Should your story receive enough votes to break to the front page (those days this happens at 150 diggs or so, but varies a lot), you would see a huge traffic spike, because virtually all Digg users keep an eye on the stories that go to the front page. It is not uncommon to receive over 100,000 visits in a single day from a Digg front page, in fact.
As you can see, Digg works under a “make or break” situation. Your content either gets enough traction to go popular and hit the front page, sending you a horde of traffic, or it doesn’t, in which case it will join the thousands of other stories that never get enough exposure or traffic.
StumbleUpon, on the other hand, works with a browser toolbar where its users vote the web pages that they see up or down.
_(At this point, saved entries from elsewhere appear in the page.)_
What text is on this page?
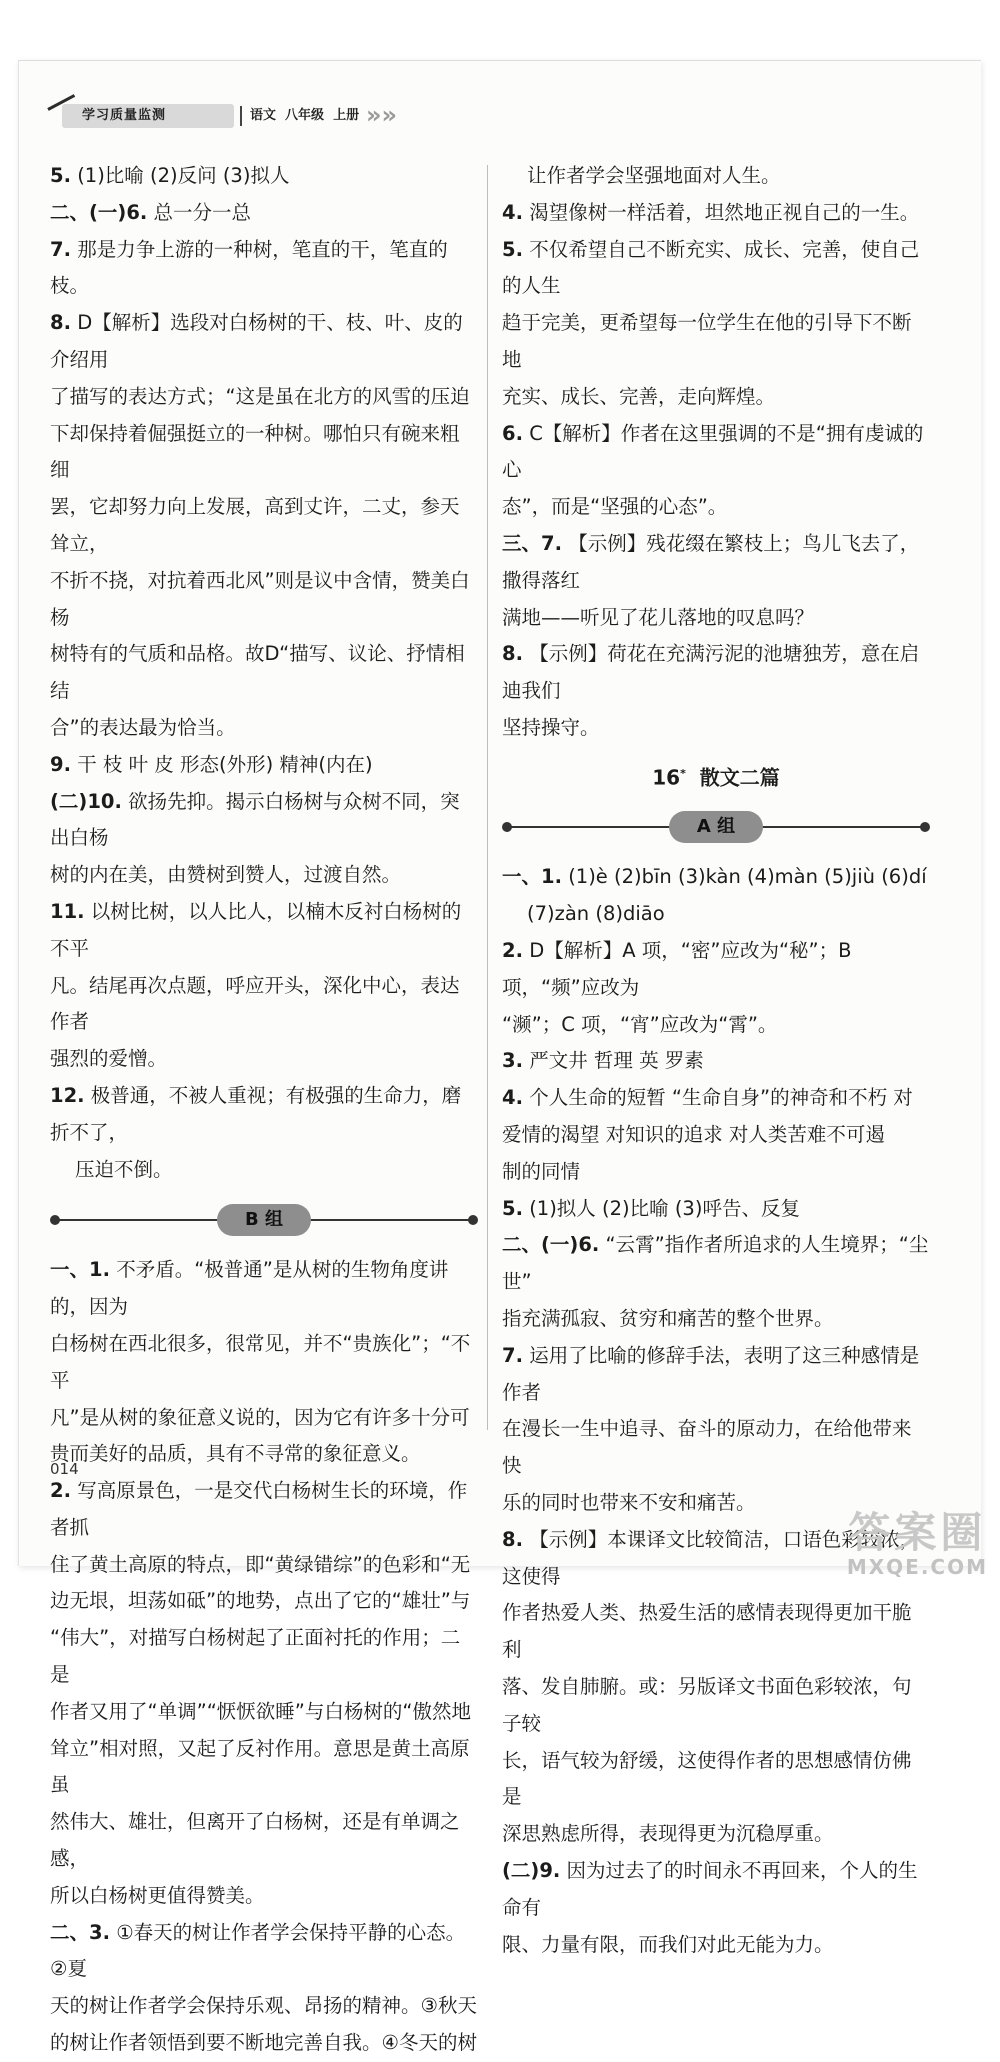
学习质量监测	语文  八年级  上册 »»
5. (1)比喻 (2)反问 (3)拟人
二、(一)6. 总一分一总
7. 那是力争上游的一种树，笔直的干，笔直的枝。
8. D【解析】选段对白杨树的干、枝、叶、皮的介绍用
了描写的表达方式；“这是虽在北方的风雪的压迫
下却保持着倔强挺立的一种树。哪怕只有碗来粗细
罢，它却努力向上发展，高到丈许，二丈，参天耸立，
不折不挠，对抗着西北风”则是议中含情，赞美白杨
树特有的气质和品格。故D“描写、议论、抒情相结
合”的表达最为恰当。
9. 干 枝 叶 皮 形态(外形) 精神(内在)
(二)10. 欲扬先抑。揭示白杨树与众树不同，突出白杨
树的内在美，由赞树到赞人，过渡自然。
11. 以树比树，以人比人，以楠木反衬白杨树的不平
凡。结尾再次点题，呼应开头，深化中心，表达作者
强烈的爱憎。
12. 极普通，不被人重视；有极强的生命力，磨折不了，
压迫不倒。
B 组
一、1. 不矛盾。“极普通”是从树的生物角度讲的，因为
白杨树在西北很多，很常见，并不“贵族化”；“不平
凡”是从树的象征意义说的，因为它有许多十分可
贵而美好的品质，具有不寻常的象征意义。
2. 写高原景色，一是交代白杨树生长的环境，作者抓
住了黄土高原的特点，即“黄绿错综”的色彩和“无
边无垠，坦荡如砥”的地势，点出了它的“雄壮”与
“伟大”，对描写白杨树起了正面衬托的作用；二是
作者又用了“单调”“恹恹欲睡”与白杨树的“傲然地
耸立”相对照，又起了反衬作用。意思是黄土高原虽
然伟大、雄壮，但离开了白杨树，还是有单调之感，
所以白杨树更值得赞美。
二、3. ①春天的树让作者学会保持平静的心态。②夏
天的树让作者学会保持乐观、昂扬的精神。③秋天
的树让作者领悟到要不断地完善自我。④冬天的树
让作者学会坚强地面对人生。
4. 渴望像树一样活着，坦然地正视自己的一生。
5. 不仅希望自己不断充实、成长、完善，使自己的人生
趋于完美，更希望每一位学生在他的引导下不断地
充实、成长、完善，走向辉煌。
6. C【解析】作者在这里强调的不是“拥有虔诚的心
态”，而是“坚强的心态”。
三、7. 【示例】残花缀在繁枝上；鸟儿飞去了，撒得落红
满地——听见了花儿落地的叹息吗？
8. 【示例】荷花在充满污泥的池塘独芳，意在启迪我们
坚持操守。
16* 散文二篇
A 组
一、1. (1)è (2)bīn (3)kàn (4)màn (5)jiù (6)dí
(7)zàn (8)diāo
2. D【解析】A 项，“密”应改为“秘”；B 项，“频”应改为
“濒”；C 项，“宵”应改为“霄”。
3. 严文井 哲理 英 罗素
4. 个人生命的短暂 “生命自身”的神奇和不朽 对
爱情的渴望 对知识的追求 对人类苦难不可遏
制的同情
5. (1)拟人 (2)比喻 (3)呼告、反复
二、(一)6. “云霄”指作者所追求的人生境界；“尘世”
指充满孤寂、贫穷和痛苦的整个世界。
7. 运用了比喻的修辞手法，表明了这三种感情是作者
在漫长一生中追寻、奋斗的原动力，在给他带来快
乐的同时也带来不安和痛苦。
8. 【示例】本课译文比较简洁，口语色彩较浓，这使得
作者热爱人类、热爱生活的感情表现得更加干脆利
落、发自肺腑。或：另版译文书面色彩较浓，句子较
长，语气较为舒缓，这使得作者的思想感情仿佛是
深思熟虑所得，表现得更为沉稳厚重。
(二)9. 因为过去了的时间永不再回来，个人的生命有
限、力量有限，而我们对此无能为力。
014
答案圈
MXQE.COM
The higher the number of up votes, the more people will see the page via the Stumble toolbar. The difference here is that it is a continual process, and not a binary one. As a result, you will end up getting some traffic for most of your pages that end up on the StumbleUpon database, even if they don’t receive many up votes. Traffic spikes are also possible with StumbleUpon if a lot of people vote your story up in a short period of time.
Secondly, the StumbleUpon traffic is gradual and can last for a long time. If people keep giving your story or web page an up vote, it will keep showing to Stumble users, sometimes for months after it was first submitted.
On the second part of your question you asked: Can I conclude that Digg users prefer news posts, which is not my blog topic?
News posts tend to perform better on Digg than on StumbleUpon, but I would not conclude that merely from the fact that your posts never got any traffic from Digg. As you can see from my explanation, the cause of that might be the fact that they never got enough traction (i.e. votes) to go forward. Should your blog keep growing its audience, one day it could starting seeing better results with Digg, even if your content style won’t change.
Then you ask said: Digg users hate me because I submit my posts?
I don’t think that is the case either. Digg users would hardly notice if you submit your own blog posts once in a while, especially if they never get close to becoming popular. This is only an issue if you end up submitting each and every new post your publish, regardless of their quality, and if you try to further manipulate the system by asking all your friends to Digg your story even if other Digg users won’t find it worth.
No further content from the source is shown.